Underserved workers get their due
Gladney and Muhwezi-Hall spent the summer of 2020 taking their idea from pitch to product. The beta version of their app launched in the fall — “it’s like someone hearing their song on the radio for the first time,” Muhwezi-Hall says of its release — and officially to the masses by April 2021.
The positive response was swift: People were securing their first jobs since losing work during Covid, landing positions within a day and getting their families back on their feet.
“We were helping people find the right fit, where they could stay with and grow with that company. That was just such a proud moment to hear,” Muhwezi-Hall says.
Over time, especially through the Great Resignation of 2021, they saw that once abundant job-seekers were becoming scarce. Applicants could be more choosy. They were looking for better pay, yes, but also health insurance during a global pandemic, and more predictable hours to be able to plan their lives outside of work.
“Gone are the days of thinking you’re just going to have endless amounts of people applying to your positions,” Muhwezi-Hall says. “People think differently about their careers now. They have more power than ever. This is how it should have always been — people should always have felt like they have power over their career and what they really want to do.”
‘Employers are needing to step up their game’
Today, QuickHire matches more than 11,000 job seekers with jobs at 60 mid- to large-size service industry companies including Fuzzy’s Taco Shop and Homewood Suites by Hilton. They’re concentrated in the Wichita and Kansas City metro areas and plan to expand in the Midwest this year.
Record-high turnover in the service industry has been a long time coming, Muhwezi-Hall says, “so now employers are needing to step up their game as to what they’re providing their employees.”
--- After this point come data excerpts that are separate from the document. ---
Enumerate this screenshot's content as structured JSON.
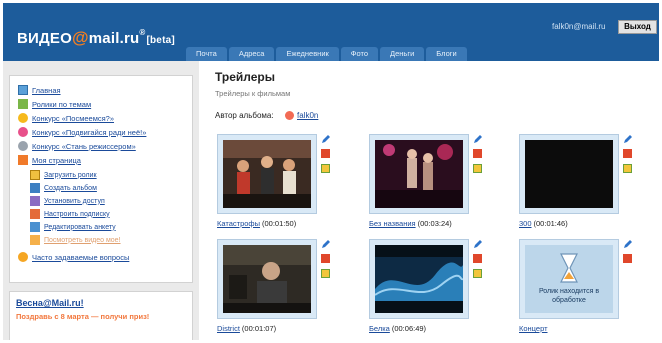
{
  "header": {
    "logo_part1": "ВИДЕО",
    "logo_at": "@",
    "logo_part2": "mail.ru",
    "logo_reg": "®",
    "logo_beta": "[beta]",
    "user_email": "falk0n@mail.ru",
    "logout_label": "Выход"
  },
  "tabs": [
    {
      "label": "Почта"
    },
    {
      "label": "Адреса"
    },
    {
      "label": "Ежедневник"
    },
    {
      "label": "Фото"
    },
    {
      "label": "Деньги"
    },
    {
      "label": "Блоги"
    }
  ],
  "sidebar": {
    "items": [
      {
        "label": "Главная",
        "icon": "home-icon"
      },
      {
        "label": "Ролики по темам",
        "icon": "topics-icon"
      },
      {
        "label": "Конкурс «Посмеемся?»",
        "icon": "contest-icon"
      },
      {
        "label": "Конкурс «Подвигайся ради неё!»",
        "icon": "contest-icon"
      },
      {
        "label": "Конкурс «Стань режиссером»",
        "icon": "contest-icon"
      },
      {
        "label": "Моя страница",
        "icon": "my-page-icon"
      }
    ],
    "sub_items": [
      {
        "label": "Загрузить ролик",
        "icon": "upload-icon"
      },
      {
        "label": "Создать альбом",
        "icon": "album-icon"
      },
      {
        "label": "Установить доступ",
        "icon": "access-icon"
      },
      {
        "label": "Настроить подписку",
        "icon": "subscription-icon"
      },
      {
        "label": "Редактировать анкету",
        "icon": "edit-profile-icon"
      },
      {
        "label": "Посмотреть видео мое!",
        "icon": "view-icon"
      }
    ],
    "faq": {
      "label": "Часто задаваемые вопросы",
      "icon": "faq-icon"
    }
  },
  "promo": {
    "title": "Весна@Mail.ru!",
    "text": "Поздравь с 8 марта — получи приз!"
  },
  "main": {
    "title": "Трейлеры",
    "subtitle": "Трейлеры к фильмам",
    "author_label": "Автор альбома:",
    "author_name": "falk0n"
  },
  "videos": [
    {
      "title": "Катастрофы",
      "duration": "(00:01:50)",
      "thumb": "colorful-stage"
    },
    {
      "title": "Без названия",
      "duration": "(00:03:24)",
      "thumb": "concert"
    },
    {
      "title": "300",
      "duration": "(00:01:46)",
      "thumb": "dark"
    },
    {
      "title": "District",
      "duration": "(00:01:07)",
      "thumb": "man-talking"
    },
    {
      "title": "Белка",
      "duration": "(00:06:49)",
      "thumb": "wave"
    },
    {
      "title": "Концерт",
      "duration": "",
      "thumb": "processing",
      "processing_msg": "Ролик находится в обработке"
    }
  ],
  "colors": {
    "header_bg": "#1d5c9b",
    "tab_bg": "#3a78b6",
    "link": "#1a4a9a",
    "accent_orange": "#f57f20",
    "sidebar_bg": "#eaeaea"
  }
}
QuickHire has the data to help businesses do better by their workers, Gladney says. “We can see what the average pay is in an area for a certain role. This type of information can help employers know, if they try to insert a low-ball hourly rate, our system can detect it. We can say: This is actually $4 below the average in your area, so you’re probably not going to get good candidates.”
Million-dollar founders
In November 2021, QuickHire raised $1.41 million in an oversubscribed round of funding, making Gladney and Muhwezi-Hall the first Black women in Kansas to raise over $1 million for a startup, according to AfroTech.
But getting there wasn’t easy. For one, they are based in Wichita, not exactly where venture capitalists look for the next big thing.
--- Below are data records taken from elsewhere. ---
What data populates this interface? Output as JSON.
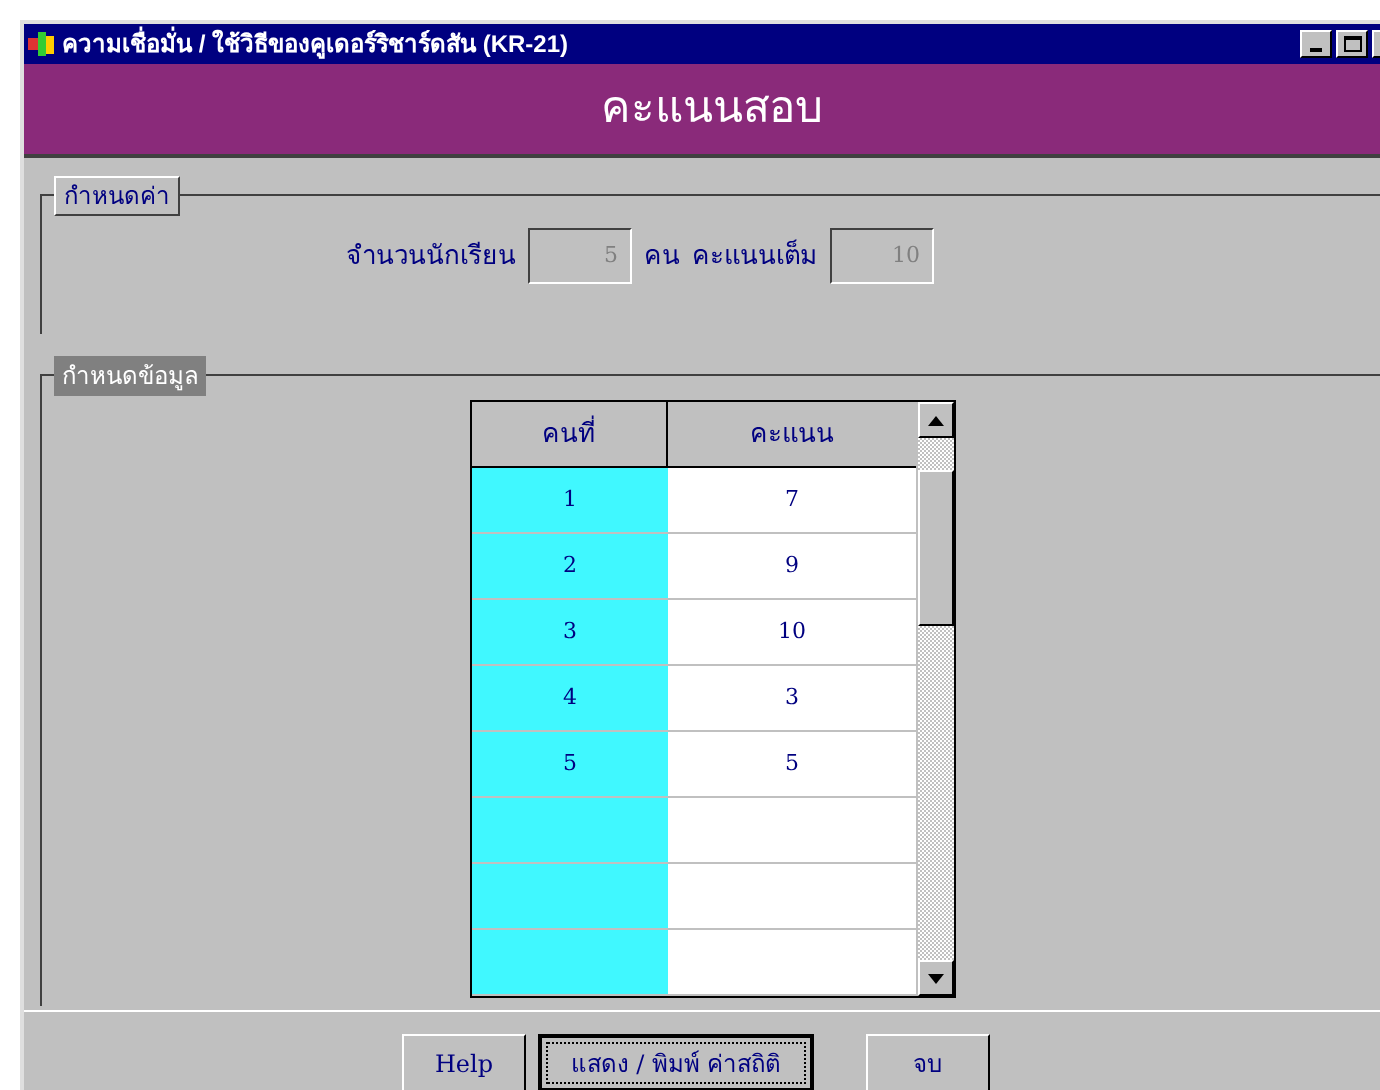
{
  "window": {
    "title": "ความเชื่อมั่น / ใช้วิธีของคูเดอร์ริชาร์ดสัน (KR-21)"
  },
  "header": {
    "title": "คะแนนสอบ"
  },
  "settings": {
    "legend": "กำหนดค่า",
    "students_label": "จำนวนนักเรียน",
    "students_value": "5",
    "unit": "คน",
    "full_score_label": "คะแนนเต็ม",
    "full_score_value": "10"
  },
  "data_group": {
    "legend": "กำหนดข้อมูล"
  },
  "table": {
    "columns": [
      "คนที่",
      "คะแนน"
    ],
    "rows": [
      {
        "no": "1",
        "score": "7"
      },
      {
        "no": "2",
        "score": "9"
      },
      {
        "no": "3",
        "score": "10"
      },
      {
        "no": "4",
        "score": "3"
      },
      {
        "no": "5",
        "score": "5"
      }
    ]
  },
  "buttons": [
    {
      "label": "Help",
      "focused": false
    },
    {
      "label": "แสดง / พิมพ์ ค่าสถิติ",
      "focused": true
    },
    {
      "label": "จบ",
      "focused": false
    }
  ]
}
And second, as Black women, they are building in a world that notoriously shuts out people who aren’t white or male. Black female startup founders received just 0.34% of the total venture capital spent in the first half of 2021 in the U.S., according to Crunchbase. And before 2021, only 93 Black female founders had ever raised $1 million or more in venture capital, up from 34 founders as of 2018, according to ProjectDiane, a report on the state of Black and Latina women founders by the organization DigitalUndivided.
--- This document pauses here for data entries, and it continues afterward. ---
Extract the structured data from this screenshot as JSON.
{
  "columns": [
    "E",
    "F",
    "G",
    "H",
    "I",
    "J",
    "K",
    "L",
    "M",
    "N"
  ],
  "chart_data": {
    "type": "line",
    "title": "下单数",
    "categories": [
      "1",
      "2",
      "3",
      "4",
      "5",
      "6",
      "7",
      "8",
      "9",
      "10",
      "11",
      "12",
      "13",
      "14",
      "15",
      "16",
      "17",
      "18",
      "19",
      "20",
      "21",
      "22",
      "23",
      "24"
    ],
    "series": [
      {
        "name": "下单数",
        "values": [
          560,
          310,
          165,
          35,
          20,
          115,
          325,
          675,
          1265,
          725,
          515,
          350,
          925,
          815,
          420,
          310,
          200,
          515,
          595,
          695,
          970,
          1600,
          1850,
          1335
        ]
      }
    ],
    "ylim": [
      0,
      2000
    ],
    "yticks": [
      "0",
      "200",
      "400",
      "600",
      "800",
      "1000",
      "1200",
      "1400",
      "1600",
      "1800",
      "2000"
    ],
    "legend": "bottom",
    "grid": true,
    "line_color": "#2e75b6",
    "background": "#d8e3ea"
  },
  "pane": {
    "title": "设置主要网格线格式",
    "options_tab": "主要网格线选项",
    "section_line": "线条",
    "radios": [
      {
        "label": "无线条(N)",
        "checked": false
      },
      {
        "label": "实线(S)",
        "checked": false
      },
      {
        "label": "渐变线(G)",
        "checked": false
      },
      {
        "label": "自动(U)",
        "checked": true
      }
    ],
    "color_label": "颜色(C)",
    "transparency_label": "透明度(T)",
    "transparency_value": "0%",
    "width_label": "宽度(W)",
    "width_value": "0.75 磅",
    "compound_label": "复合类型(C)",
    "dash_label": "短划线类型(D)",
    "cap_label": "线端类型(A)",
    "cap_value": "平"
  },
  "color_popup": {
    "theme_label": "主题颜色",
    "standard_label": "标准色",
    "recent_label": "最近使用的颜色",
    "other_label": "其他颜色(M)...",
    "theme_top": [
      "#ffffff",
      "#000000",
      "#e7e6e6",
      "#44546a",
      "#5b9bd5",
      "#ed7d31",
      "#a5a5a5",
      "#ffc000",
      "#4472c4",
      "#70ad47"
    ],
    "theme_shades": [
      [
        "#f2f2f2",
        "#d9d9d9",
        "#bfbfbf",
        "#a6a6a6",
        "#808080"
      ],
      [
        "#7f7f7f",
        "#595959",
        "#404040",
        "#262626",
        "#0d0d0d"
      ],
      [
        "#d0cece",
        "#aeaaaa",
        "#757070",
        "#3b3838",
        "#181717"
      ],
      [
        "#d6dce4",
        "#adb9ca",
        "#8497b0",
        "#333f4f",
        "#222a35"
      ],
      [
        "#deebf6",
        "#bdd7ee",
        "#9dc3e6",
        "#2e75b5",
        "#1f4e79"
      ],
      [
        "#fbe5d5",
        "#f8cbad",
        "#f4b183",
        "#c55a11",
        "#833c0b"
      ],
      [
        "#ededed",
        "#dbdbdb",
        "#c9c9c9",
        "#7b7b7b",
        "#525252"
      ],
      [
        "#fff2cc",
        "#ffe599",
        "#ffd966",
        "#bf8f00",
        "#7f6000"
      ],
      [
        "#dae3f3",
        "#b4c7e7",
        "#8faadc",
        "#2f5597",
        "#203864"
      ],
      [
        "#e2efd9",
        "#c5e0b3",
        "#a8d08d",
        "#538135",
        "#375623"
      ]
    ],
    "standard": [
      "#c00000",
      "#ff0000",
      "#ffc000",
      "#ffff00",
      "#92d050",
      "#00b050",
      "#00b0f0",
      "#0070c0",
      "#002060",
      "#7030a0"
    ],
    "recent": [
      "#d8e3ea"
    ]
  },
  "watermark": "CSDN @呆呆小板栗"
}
Gladney and Muhwezi-Hall first funded QuickHire through $50,000 of their own savings, and then through an angel investor. But to really scale it, they’d need venture capital. They applied to accelerators but it “felt like we had every card stacked against us,” Gladney says.
“We did get turned away, and it left a bad taste in our mouths,” she adds “The reasons for why we were turned down just weren’t very clear. And it made us wonder, is it because we’re Black women doing this?”
They thought of going back to self-funding until they had one motivating meeting with a managing director with the accelerator TechStars Iowa. They got into the accelerator in July 2021, and their growth took off.
While they’re proud of how far QuickHire has come, Gladney says that “going into it, we felt like we had to come to the table with more revenue, more validation than our counterparts, because we knew we weren’t going to be able to raise if we didn’t make it even more comfortable for them to take a chance on us.”